Trent Henderson, a Republican member of the Brandywine Township board since 2006, pleaded guilty to two Class D felonies in April 2013 relating to a 2012 arrest on suspicion of operating a vehicle while intoxicated.

Hancock County officials were surprised Monday to hear of the felonies and his ineligibility to hold office. What comes next is a little unclear.

State law requires elected officials to be removed from office upon pleading guilty to a felony, and they are no longer eligible to be a candidate.

Henderson, 36, said Friday he was not aware that he was ineligible to hold office or seek re-election. He said he planned to step down immediately. As of Monday, Henderson had not yet notified Republican Party officials or the county clerk’s office of his intention to step down.

In fact, local officials were surprised they hadn’t been notified earlier and were struggling to figure out what to do next to remedy the problem.

“I wish I’d known about his two felonies,” said Janice Silvey, chairwoman of the Hancock County Republican Party. “I suppose just because it was a township thing, people didn’t think about it.”

A Daily Reporter review of arrest and citation records for township candidates revealed several charges against Henderson since 2008, including two Class A misdemeanors for operating a vehicle while intoxicated and a Class A misdemeanor in 2011 for domestic battery.

An arrest in 2012 resulted in Henderson being charged with two Class D felonies for resisting

law enforcement and operating a vehicle while intoxicated while having a previous conviction. He pleaded guilty to those felonies in April 2013, making him ineligible to hold office or seek election.

Brent Eaton, one of his attorneys at the time, said Monday he was not aware that Henderson was an elected official.

Eaton is also on this year’s ballot, running for Hancock County prosecutor. He said their conversations were more tied to working out the plea agreement; they did not talk about him being a township board member or Henderson’s plans to seek re-election the following year.

“You can ask clients all kinds of information, but you only know what you’re told,” Eaton said.

Two chapters of Indiana code deal with felony convictions of state, county, township, city and town officeholders. The same law required former Coroner Tammy Vangundy’s name to be removed from the ballot in 2012 because of her guilty plea in her drunken driving case.

Bradley King, co-director of the Indiana Election Division, said a person convicted of a felony is to be removed from office immediately upon being found guilty or pleading guilty to the felony, and it’s unusual that Henderson should have continued to serve with nobody challenging his position. It’s generally the responsibility of residents of a community to challenge the status of an elected official or a candidate, King added.

“The county cannot act independently; it needs to act on a single complaint or a challenge of any single voter of the township,” he said.

That challenge never materialized in the past year.

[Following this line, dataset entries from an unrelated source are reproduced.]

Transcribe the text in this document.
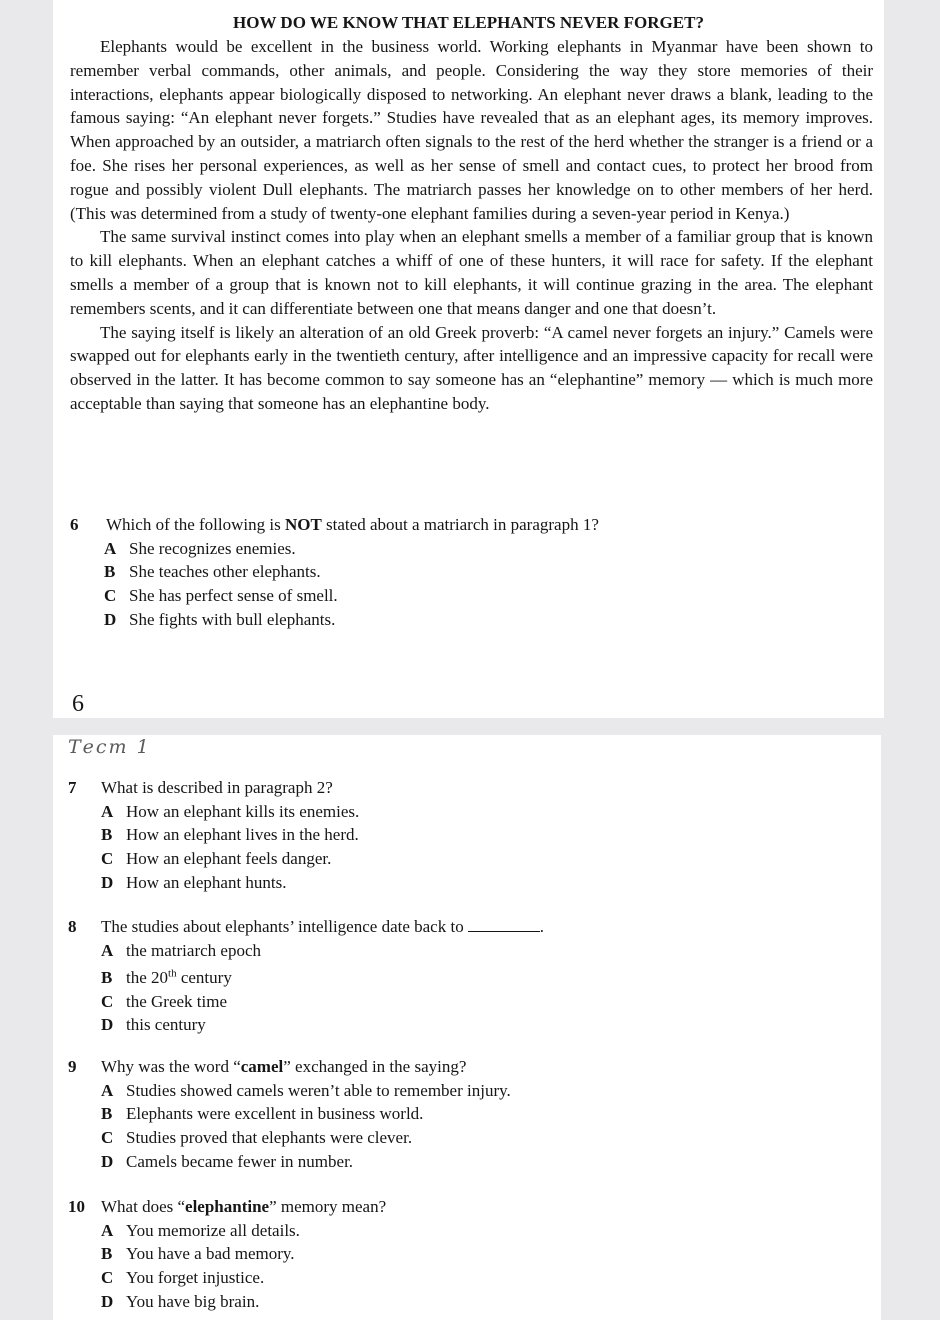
HOW DO WE KNOW THAT ELEPHANTS NEVER FORGET?

Elephants would be excellent in the business world. Working elephants in Myanmar have been shown to remember verbal commands, other animals, and people. Considering the way they store memories of their interactions, elephants appear biologically disposed to networking. An elephant never draws a blank, leading to the famous saying: “An elephant never forgets.” Studies have revealed that as an elephant ages, its memory improves. When approached by an outsider, a matriarch often signals to the rest of the herd whether the stranger is a friend or a foe. She rises her personal experiences, as well as her sense of smell and contact cues, to protect her brood from rogue and possibly violent Dull elephants. The matriarch passes her knowledge on to other members of her herd. (This was determined from a study of twenty-one elephant families during a seven-year period in Kenya.)

The same survival instinct comes into play when an elephant smells a member of a familiar group that is known to kill elephants. When an elephant catches a whiff of one of these hunters, it will race for safety. If the elephant smells a member of a group that is known not to kill elephants, it will continue grazing in the area. The elephant remembers scents, and it can differentiate between one that means danger and one that doesn’t.

The saying itself is likely an alteration of an old Greek proverb: “A camel never forgets an injury.” Camels were swapped out for elephants early in the twentieth century, after intelligence and an impressive capacity for recall were observed in the latter. It has become common to say someone has an “elephantine” memory — which is much more acceptable than saying that someone has an elephantine body.

6	Which of the following is NOT stated about a matriarch in paragraph 1?
A She recognizes enemies.
B She teaches other elephants.
C She has perfect sense of smell.
D She fights with bull elephants.
6
Тест 1
7	What is described in paragraph 2?
A How an elephant kills its enemies.
B How an elephant lives in the herd.
C How an elephant feels danger.
D How an elephant hunts.
8	The studies about elephants’ intelligence date back to	.
A the matriarch epoch
B the 20th century
C the Greek time
D this century
9	Why was the word “camel” exchanged in the saying?
A Studies showed camels weren’t able to remember injury.
B Elephants were excellent in business world.
C Studies proved that elephants were clever.
D Camels became fewer in number.
10 What does “elephantine” memory mean?
A You memorize all details.
B You have a bad memory.
C You forget injustice.
D You have big brain.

Hancock County Clerk Marcia Moore said criminal background checks are not performed on candidates; the county GOP never removed Henderson from office, and there were no challenges against Henderson during this year’s sign-up period for candidates.

In fact, when Henderson filed for re-election, he acknowledged a provision on the form that said he is “not ineligible to be a candidate due to a criminal conviction that would prohibit me from serving this office.”

“We do depend on candidates being honest,” Moore said.

It’s now too late to remove his name from the ballot, and people have already begun voting. Moore said when election results are in, the county election board could choose not to certify Henderson as the winner, even though the seat is uncontested. There are three seats on the township board and three candidates on the Republican ballot.

If he is deemed not a winner in the primary election, the GOP could slate a candidate for the general election to take his place, said Dale Simmons, co-legal counsel for the state election division. Likewise, the Democrats and minor parties can still slate candidates this summer.

Meanwhile, Henderson will have to be removed from the remainder of his term, Simmons said. When that happens, the county GOP would hold a caucus to find a replacement board member for the remainder of the year.